Most Q-switched, both Yag and Alexandrite lasers deliver laser energy in nanoseconds, however there is new Alexandrite laser on the market that delivers energy in picoseconds. A nanosecond is equal to one billionth of a second. Wikipedia further defines a nanosecond by saying “one nanosecond is to one second as one second is to 31.7 years.” Now that’s fast!
Conversely, a picosecond is one trillionth of a second. The theory is the faster the energy is delivered it breaks the tattoo ink up into smaller particles making it easier for the body to filter it away. There is not enough clinical data available to show that a picosecond delivery versus a nanosecond delivery really makes that big of a difference. At best it could save you a couple of sessions, but this too is not clear at this point.

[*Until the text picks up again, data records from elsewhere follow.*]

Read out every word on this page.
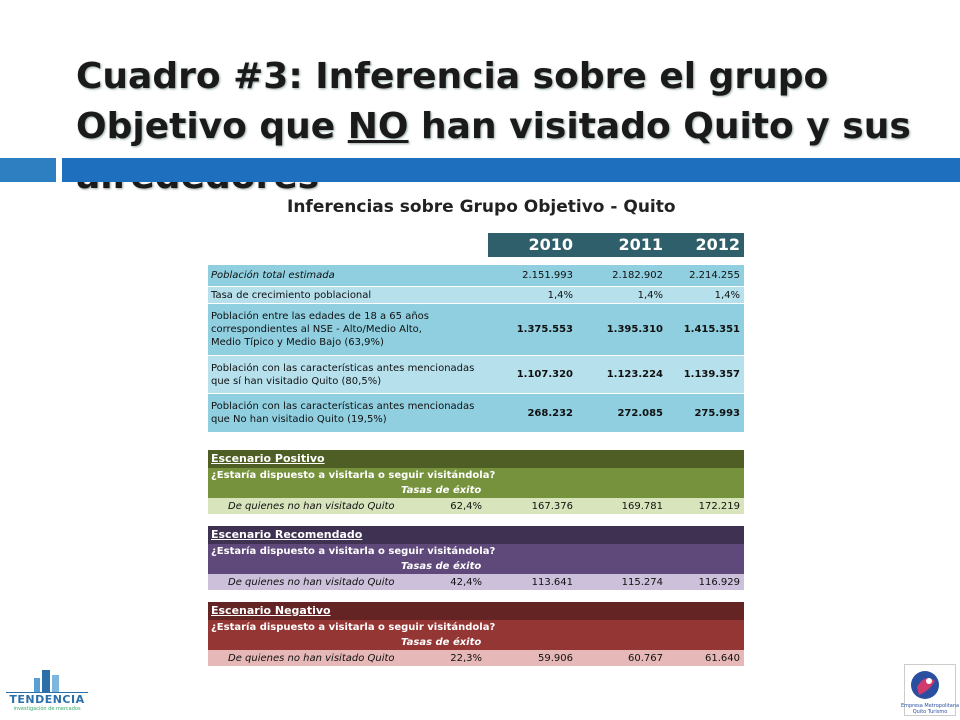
Cuadro #3: Inferencia sobre el grupo Objetivo que NO han visitado Quito y sus
Inferencias sobre Grupo Objetivo - Quito
2010	2011	2012
Población total estimada	2.151.993	2.182.902	2.214.255
Tasa de crecimiento poblacional	1,4%	1,4%	1,4%
Población entre las edades de 18 a 65 años
correspondientes al NSE - Alto/Medio Alto,
Medio Típico y Medio Bajo (63,9%)
1.375.553	1.395.310	1.415.351
Población con las características antes mencionadas
que sí han visitadio Quito (80,5%)
1.107.320	1.123.224	1.139.357
Población con las características antes mencionadas
que No han visitadio Quito (19,5%)
268.232	272.085	275.993
Escenario Positivo
¿Estaría dispuesto a visitarla o seguir visitándola?
Tasas de éxito
De quienes no han visitado Quito	62,4%	167.376	169.781	172.219
Escenario Recomendado
¿Estaría dispuesto a visitarla o seguir visitándola?
Tasas de éxito
De quienes no han visitado Quito	42,4%	113.641	115.274	116.929
Escenario Negativo
¿Estaría dispuesto a visitarla o seguir visitándola?
Tasas de éxito
De quienes no han visitado Quito	22,3%	59.906	60.767	61.640
TENDENCIA
investigación de mercados	Empresa Metropolitana
Quito Turismo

A medical professional will be able to determine which laser or handpieces combination are needed to effectively remove your tattoo. They will take into account several factors including your skins natural pigment and the pigments in the ink. Dark blue and black inks respond really well to laser treatments, lighter pigments like white, reds and pinks can be harder to remove.
Q-switched lasers work by delivering energy at such a rapid speed that it breaks or splits the ink up into tiny particles. Your bodies filtration system (or immune system) then comes in to carry off the debris.
As with any cosmetic procedure, laser treatment is not without risks and potential side effects. The potential side effects include hypo or hyper-pigmentation, darkening of the tattoo (caused by changes in the chemical composition of certain inks), blistering, allergic reactions and scarring. The likelihood of of experiencing any of these things is a variable. Blistering can be a normal part of the laser tattoo removal process and in most cases should not leave you with a scar.
However, it is imperative to seek treatment from an experienced provider that will supply you with aftercare instructions and care should you experience a complication. They should also thoroughly explain the numerous factors that influence the outcome of treatments and they will help you to set realistic goals and avoid unwanted side effects.
You needn’t have to live with a constant reminder of impaired judgement from your past. With a little help from a laser, you may be able to restore your skin to a blank canvas, or at least a minimalist painting.